State health officials on Wednesday reported 69 coronavirus-related deaths – the highest number in a single day since June, when Illinois was coming off its initial peak in COVID-19 infections.
Thirteen Cook County residents, including two women and two men in their 60s, were among the deaths reported Wednesday by the Illinois Department of Public Health. Officials also reported 4,342 new cases of COVID-19 across the state, bringing totals in Illinois to 355,217 cases and 9,345 deaths.
Throughout the state, the number of cases, hospitalizations and positivity rates are rising.
As of Tuesday night, 2,338 people were hospitalized across the state, and of those, 502 were in intensive care units and 194 on ventilators, according to IDPH data.
“A certain number of cases will go on to be hospitalizations, and a certain number of hospitalizations will go on to be deaths. The more cases, eventually, you’ll get more to deaths,” IDPH Director Dr. Ngozi Ezike said Wednesday. “The spike in cases we’ve been seeing over the last six weeks – yes, unfortunately, it is turning into additional mortality.”

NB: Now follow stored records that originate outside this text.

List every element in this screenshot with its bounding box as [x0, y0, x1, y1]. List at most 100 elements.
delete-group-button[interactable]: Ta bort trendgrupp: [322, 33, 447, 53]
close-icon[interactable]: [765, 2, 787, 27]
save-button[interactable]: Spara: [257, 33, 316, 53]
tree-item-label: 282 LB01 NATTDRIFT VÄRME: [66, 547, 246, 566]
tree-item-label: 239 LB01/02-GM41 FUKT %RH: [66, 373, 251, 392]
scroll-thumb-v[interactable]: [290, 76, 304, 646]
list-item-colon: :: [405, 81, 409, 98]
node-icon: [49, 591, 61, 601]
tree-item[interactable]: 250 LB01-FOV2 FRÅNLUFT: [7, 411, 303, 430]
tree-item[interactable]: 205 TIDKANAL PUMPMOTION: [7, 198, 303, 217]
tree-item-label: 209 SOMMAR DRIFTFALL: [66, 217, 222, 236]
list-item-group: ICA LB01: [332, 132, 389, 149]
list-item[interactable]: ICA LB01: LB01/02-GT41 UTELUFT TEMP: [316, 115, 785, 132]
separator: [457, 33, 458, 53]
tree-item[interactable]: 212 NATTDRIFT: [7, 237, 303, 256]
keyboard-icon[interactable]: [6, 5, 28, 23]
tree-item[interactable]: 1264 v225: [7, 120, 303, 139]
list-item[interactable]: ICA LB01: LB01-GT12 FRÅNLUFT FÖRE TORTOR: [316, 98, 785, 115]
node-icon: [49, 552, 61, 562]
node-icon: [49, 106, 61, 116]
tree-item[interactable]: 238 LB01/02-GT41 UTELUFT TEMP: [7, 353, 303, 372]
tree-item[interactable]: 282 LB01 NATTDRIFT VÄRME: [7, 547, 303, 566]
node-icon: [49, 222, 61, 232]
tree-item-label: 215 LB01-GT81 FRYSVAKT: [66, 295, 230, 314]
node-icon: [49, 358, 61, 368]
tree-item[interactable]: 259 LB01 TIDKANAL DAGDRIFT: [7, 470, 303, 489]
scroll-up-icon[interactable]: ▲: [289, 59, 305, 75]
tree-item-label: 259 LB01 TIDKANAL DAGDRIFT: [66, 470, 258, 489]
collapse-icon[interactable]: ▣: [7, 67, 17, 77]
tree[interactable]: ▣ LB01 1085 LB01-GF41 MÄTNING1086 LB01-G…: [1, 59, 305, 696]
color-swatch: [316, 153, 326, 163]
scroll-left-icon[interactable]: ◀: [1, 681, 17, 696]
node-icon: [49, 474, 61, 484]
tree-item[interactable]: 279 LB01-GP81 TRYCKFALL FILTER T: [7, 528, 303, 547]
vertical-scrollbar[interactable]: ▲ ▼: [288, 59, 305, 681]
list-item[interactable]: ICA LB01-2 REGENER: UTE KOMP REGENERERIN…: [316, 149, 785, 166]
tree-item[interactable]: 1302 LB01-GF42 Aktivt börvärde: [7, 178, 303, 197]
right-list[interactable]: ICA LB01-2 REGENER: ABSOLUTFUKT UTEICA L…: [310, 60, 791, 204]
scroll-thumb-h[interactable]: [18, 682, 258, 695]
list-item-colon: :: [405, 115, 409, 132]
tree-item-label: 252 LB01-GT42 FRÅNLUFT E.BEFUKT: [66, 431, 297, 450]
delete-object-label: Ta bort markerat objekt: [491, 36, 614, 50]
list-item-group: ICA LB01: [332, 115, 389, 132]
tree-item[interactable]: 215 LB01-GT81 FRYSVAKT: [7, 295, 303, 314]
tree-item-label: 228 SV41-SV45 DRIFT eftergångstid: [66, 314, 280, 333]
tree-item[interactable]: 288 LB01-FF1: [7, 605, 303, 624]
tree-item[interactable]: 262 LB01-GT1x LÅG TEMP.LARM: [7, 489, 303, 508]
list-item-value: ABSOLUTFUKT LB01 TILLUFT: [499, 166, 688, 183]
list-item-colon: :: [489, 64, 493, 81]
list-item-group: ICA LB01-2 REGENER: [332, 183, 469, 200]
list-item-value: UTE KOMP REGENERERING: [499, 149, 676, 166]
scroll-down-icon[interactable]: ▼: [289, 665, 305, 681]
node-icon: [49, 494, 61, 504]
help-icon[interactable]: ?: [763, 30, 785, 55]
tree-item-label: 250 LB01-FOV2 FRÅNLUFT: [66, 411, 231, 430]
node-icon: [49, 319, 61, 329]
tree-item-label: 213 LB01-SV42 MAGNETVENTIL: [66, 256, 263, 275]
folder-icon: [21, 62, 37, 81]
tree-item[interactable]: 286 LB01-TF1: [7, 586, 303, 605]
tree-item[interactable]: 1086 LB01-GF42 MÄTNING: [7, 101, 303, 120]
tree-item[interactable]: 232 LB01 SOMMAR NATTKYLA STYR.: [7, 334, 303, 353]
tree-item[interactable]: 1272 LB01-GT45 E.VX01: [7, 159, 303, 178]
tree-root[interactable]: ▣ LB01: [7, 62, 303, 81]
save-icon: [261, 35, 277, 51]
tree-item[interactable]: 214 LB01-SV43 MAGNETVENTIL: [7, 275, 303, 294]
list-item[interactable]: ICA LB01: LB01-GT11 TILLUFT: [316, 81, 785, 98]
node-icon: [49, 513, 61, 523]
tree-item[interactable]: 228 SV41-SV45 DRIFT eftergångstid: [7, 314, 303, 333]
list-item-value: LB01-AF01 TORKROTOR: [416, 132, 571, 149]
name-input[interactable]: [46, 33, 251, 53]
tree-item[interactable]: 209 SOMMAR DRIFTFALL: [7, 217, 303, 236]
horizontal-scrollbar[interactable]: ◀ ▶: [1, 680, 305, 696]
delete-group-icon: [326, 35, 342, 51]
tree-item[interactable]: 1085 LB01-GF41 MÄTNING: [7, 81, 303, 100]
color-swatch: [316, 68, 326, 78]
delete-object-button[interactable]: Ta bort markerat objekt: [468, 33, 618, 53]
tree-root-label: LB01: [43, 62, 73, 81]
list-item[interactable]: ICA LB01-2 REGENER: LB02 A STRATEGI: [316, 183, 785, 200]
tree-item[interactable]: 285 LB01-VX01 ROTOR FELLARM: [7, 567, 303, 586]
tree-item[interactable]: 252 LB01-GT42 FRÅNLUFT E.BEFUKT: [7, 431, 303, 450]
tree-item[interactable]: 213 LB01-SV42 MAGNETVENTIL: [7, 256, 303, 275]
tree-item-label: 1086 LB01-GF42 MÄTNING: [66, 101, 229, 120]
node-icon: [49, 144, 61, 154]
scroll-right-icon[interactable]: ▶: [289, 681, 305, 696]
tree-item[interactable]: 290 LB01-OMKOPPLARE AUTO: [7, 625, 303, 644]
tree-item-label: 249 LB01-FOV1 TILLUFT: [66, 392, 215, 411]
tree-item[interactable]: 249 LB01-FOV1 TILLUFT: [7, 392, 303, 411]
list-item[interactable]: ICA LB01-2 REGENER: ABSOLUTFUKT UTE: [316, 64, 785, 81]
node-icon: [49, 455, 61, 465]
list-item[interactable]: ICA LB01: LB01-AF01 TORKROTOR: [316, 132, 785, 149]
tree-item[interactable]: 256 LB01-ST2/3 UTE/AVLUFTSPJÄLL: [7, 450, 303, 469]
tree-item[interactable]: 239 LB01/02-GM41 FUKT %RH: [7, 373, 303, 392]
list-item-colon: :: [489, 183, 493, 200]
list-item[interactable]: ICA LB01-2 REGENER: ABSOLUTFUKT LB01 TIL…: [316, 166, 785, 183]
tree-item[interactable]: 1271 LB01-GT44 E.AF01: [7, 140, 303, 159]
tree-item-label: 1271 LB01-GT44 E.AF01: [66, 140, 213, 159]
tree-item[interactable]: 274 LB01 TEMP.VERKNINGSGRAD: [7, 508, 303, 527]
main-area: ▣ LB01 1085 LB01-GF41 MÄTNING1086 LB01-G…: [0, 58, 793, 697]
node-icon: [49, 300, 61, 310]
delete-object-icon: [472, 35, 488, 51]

The preliminary seven-day statewide positivity rate now stands at 5.7%, according to IDPH. In Cook County that rate is 7.2%, while it’s 7% in Chicago, according to state data.
Of the state’s 11 regions, four will be operating under stricter mitigations by the end of the week: Regions 1, 5, 7 and 8. The remaining seven — including suburban Cook County (Region 10) and Chicago (Region 11) — all have positivity rates above 7%, according to Gov. J.B. Pritzker, who encouraged residents to wear masks, wash their hands, follow social distancing guidelines and get a flu shot.
Pritzker said the state is beginning to develop a COVID-19 vaccine distribution plan as requested by the Centers for Disease Control and Prevention — a preliminary move given there is not yet an available vaccine.
Both Pritzker and Ezike said that plan will evolve as more information about an approved vaccine – or vaccines – becomes available, but that Illinois’ plan will have an equity focus and prioritize the most vulnerable populations and communities hit hard by the pandemic.
“We know that there’s going to be limited doses available when we get the first batch,” Ezike said. “Health care workers are going to be first.”
Pritzker says the state will independently ensure any vaccine approved by the federal government is safe before distributing it in Illinois.
“We’ve seen that the FDA, the CDC, the federal government have been completely politicized when it comes to COVID,” he said. “Having said that, I think the companies that are working to develop the vaccines are following the normal course of vaccine trials. … The problem is President Trump is pushing for certain dates to deliver a vaccine.”
Part of the state’s rollout will involve addressing vaccine hesitancy, according to Ezike. “Getting the vaccine is one step. Getting it into the arms of people is another,” she said, adding vaccination will not be mandatory.